東海林広太〈パンザマスト〉
本冊子は、2022年9月、Printed Unionでの「東海林広太〈パンザマスト〉」の開催に合わせて出版されました。
2019年3月31日から12月30日にかけて、日記として記された東海林広太のTwitter文章を抜粋し、写真と言葉を一冊に合わせて綴じています。
―
出版日: 2022年9月22日
出版: Printed Union
デザイン: 原田光丞
製本: 中綴じ
写真ページ84P
文章ページ40P
サイズ: 144mm x 220mm
エディション: 300
―
どこをいくら探してももう見つからないことがある。
それは人だったり場所だったり記憶の中の景色だったりする。
写真を撮るようになってからなんとなく、地元を撮るようになった。きっかけはいくつかあったけどなんとなくが今も続いている。
今でもふと、もう存在しない場所やもう会えない人を探してしまうことがある。記憶の中のイメージはどんどん曖昧になっていく。
撮れる時になるべく全部写そうと思っていたけど写真を見返すと案外撮っていなかった。
窓際の回転椅子、枯れかけの鉢植え、くまの刺繍の帽子、母が育った部屋の壁紙、オレンジのランプシェード、くるみボタンのカーディガン、ポケットに残ってたチョコレート、日でやけたカーテン、部屋を繋ぐバルコニー、壊れた時計、アラミスの香水、ショートホープ2箱、淡い水色のタオルケット、話し声、沈黙した時のTVの音(再放送の時代劇)、笑い方、お茶を注ぐ音、5時のパンザマスト、刺繍の花束、渇いた骨。
実家の前の道は緩やかなカーブで見通しが悪かった。
俺は向こう側がよく見えないその道が好きだった。カーブの先、曲がりきった次の瞬間に全く別の場所に行けるかもしれないと、いつも思っていた。
あの家はもう無いし、買いに行かされた煙草の銘柄と握りしめた小銭の感触しか覚えていない。

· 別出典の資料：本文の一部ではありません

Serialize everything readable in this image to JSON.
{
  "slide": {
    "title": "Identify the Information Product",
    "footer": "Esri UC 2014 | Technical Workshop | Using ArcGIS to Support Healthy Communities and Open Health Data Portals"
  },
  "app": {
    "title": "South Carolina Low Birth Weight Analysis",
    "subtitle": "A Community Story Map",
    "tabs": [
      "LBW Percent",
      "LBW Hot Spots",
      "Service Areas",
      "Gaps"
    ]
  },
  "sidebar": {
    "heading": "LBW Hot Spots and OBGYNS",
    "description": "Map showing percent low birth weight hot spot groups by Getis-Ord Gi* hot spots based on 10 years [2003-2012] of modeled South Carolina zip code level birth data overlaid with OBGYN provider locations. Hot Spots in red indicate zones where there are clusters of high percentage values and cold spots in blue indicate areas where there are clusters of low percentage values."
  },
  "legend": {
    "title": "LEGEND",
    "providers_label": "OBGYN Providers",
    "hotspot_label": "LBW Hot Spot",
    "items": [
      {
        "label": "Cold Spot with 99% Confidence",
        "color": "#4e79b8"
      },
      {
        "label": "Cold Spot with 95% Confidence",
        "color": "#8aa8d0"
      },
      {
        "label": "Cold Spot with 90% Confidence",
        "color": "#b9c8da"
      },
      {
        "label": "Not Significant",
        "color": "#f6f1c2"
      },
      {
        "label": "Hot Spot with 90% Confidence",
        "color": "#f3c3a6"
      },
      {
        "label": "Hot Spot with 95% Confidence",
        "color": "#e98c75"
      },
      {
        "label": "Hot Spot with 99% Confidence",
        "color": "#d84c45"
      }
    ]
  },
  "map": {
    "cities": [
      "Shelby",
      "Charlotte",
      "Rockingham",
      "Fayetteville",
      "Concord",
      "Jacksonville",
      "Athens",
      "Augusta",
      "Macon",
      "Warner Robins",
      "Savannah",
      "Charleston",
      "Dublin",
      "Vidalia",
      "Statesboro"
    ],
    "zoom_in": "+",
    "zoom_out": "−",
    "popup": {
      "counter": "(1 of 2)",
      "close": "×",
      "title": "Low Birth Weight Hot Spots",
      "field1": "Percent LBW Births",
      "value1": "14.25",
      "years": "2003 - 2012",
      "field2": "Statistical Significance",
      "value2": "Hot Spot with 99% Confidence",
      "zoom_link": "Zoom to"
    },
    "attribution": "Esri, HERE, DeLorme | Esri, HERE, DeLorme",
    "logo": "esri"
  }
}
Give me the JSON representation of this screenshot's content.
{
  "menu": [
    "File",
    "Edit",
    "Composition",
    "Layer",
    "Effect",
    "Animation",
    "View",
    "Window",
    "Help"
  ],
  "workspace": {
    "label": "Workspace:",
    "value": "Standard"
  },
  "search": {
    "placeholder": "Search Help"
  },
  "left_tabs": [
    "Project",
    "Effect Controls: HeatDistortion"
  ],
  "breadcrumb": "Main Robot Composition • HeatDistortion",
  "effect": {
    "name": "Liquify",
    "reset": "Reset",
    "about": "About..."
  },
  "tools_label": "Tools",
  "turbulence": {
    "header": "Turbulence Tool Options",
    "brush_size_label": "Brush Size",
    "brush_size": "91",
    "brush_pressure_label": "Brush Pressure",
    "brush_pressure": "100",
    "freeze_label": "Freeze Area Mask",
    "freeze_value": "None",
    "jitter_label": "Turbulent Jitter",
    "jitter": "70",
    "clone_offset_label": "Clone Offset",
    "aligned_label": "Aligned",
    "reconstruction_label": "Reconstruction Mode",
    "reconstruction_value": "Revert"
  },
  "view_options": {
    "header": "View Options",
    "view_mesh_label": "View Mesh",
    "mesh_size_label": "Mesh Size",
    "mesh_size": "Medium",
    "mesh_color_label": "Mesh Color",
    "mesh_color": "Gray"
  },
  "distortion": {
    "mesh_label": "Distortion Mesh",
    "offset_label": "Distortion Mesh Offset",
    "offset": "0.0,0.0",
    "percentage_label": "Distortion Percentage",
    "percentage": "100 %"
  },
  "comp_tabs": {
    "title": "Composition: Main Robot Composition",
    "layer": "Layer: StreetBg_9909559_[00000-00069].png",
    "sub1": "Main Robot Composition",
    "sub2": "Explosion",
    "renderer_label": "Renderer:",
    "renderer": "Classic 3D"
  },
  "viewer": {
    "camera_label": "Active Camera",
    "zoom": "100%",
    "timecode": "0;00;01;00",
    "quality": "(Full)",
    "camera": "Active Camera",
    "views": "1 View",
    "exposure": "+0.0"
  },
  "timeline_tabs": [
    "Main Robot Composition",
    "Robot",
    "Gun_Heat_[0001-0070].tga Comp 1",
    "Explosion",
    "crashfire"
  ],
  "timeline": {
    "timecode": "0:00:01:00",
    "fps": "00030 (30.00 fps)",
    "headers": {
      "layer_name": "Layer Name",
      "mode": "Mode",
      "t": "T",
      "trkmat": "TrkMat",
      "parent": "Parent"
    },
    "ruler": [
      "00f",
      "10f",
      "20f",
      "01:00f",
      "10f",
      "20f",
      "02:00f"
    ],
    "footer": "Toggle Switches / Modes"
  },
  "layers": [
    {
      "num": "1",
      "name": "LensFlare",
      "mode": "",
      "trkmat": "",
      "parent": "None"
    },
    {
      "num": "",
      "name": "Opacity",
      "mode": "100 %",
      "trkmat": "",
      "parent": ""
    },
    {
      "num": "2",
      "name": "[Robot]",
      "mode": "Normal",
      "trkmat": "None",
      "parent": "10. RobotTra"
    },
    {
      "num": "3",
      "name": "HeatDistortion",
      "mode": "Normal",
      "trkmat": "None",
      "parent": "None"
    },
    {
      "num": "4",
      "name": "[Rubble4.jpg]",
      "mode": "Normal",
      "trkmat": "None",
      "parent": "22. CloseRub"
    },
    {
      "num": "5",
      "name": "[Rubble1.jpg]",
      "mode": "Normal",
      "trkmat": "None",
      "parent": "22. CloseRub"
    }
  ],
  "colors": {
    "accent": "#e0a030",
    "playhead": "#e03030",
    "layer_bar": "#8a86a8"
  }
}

撮って残したことより撮っていないことは山ほどある。そういうふうにこれからも続いていく。
東海林広太
―
東海林広太(しょうじ・こうた)
1983年 東京生まれ。2007年よりスタイリストとして活動した後、2014年から写真家のキャリアをスタート。現在、東京を拠点に活動をしている。2017年に初となる個展「Beautiful」を開催、同年「つぎのblue」、2019年「go see」、「過去に写した時間 誰も知らなかった写真について」、「青い光」、「happen」、2021年「everything matters」、「あの窓とこの窓は繋がっている」を開催。